Luke is known as one of the synoptic gospels. Much of what is found in Luke is also contained in both Matthew and Mark; with Mark believed to be the source for much of the other two gospels.

Luke also begins his Gospel “at the beginning” – only Matthew gives us any other insight into the birth narratives of John the Baptist ans Jesus. The reason for Luke beginning at the birth, brings in specific dates and personalities of the time. One such question of Luke’s accuracy was the “first census” of Quirinius as governor. It was thought for centuries that Luke was mistaken, however, historical records show that Luke the historian is right.

The birth narratives provide Christianity with the humble beginning of our Savior. The point of the narratives, that God was at work in History bringing salvation to the world. The incarnation of Jesus, the Christ is essential to all that follows in His ministry and sacrificial death and resurrection. If Jesus is but a mere man, birth like anyone else, much of our Gospel becomes myth and folklore.

The Son of God became a man; He [the creator] “Put on humanity.” While the virgin conception is paramount for Jesus to be the incarnate Christ, it is also imperative that we know that Jesus is completely flesh and blood like you and I. Jesus was tempted in all points like you and I, but without sin. Jesus is more that a symbol, he the exact representation of the Father to us. Jesus could say – “he who has seen me has seen the Father; I and the Father are one.”

This may seem like a very boring subject; however the Church Council of Nicaea in 325 AD, met for settling the issue whether Jesus was God. The Council affirmed that Jesus was “of like substance” as the Father; co-equal with God.

Luke uses a transition word of “Now” all throughout his Gospel. It notes a change, or an event that occurs. His Gospel is a chronologically formatted writing, in other words sequenced on how things actually happened time wise.

Beginning with the Forerunner, John the Baptist; Luke gives us the background of how the birth of both the “one like Elijah” and the Messiah came to be. Jesus and John are cousins, which in itself is quite interesting; for we learn that John started his own ministry, as if He didn’t know that Jesus was the Messiah. Anyway – John the voice crying in the wilderness after 400 years of silence captures the notice of the people.

The nativity narratives bring angels, shepherds and ordinary – yet favored people to life. The prophecies of the Old Testament are included to bring coherence to the scriptures.  God is at work in time and people to bring about His salvation plan.

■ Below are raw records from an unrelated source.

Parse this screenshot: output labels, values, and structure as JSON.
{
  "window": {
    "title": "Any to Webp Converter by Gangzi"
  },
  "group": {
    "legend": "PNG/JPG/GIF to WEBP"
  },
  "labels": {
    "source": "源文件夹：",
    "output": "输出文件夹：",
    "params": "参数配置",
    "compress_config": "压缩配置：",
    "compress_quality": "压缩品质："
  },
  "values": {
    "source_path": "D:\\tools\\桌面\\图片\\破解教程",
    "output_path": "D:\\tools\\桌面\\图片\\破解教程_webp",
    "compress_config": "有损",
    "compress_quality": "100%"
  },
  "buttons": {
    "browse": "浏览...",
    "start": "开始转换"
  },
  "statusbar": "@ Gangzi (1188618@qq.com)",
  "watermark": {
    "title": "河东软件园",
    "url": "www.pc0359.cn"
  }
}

The characters of the “Christmas story” are well-known. The story doesn’t end really until we get to the Temple scene where we meet Simeon and Anna; two godly people advanced in years waiting for the “consolation of Israel.”

The Christmas story of Luke is much more joy filled than that of Matthew with the cruel King Herod and the infanticide tragedy. The joy is captured for us by the songs of Mary and Zacharias and Simeon. The Angels sing, the people sing, the historical coming of Jesus in real-time and place cannot be denied and is readily confirmed by Luke for us. This baby, miraculous as His birth was clearly establishes that “God has visited earth is His beloved Son.” The promised Messiah, announced and affirmed by Luke establishes the “Now” ministry of Jesus.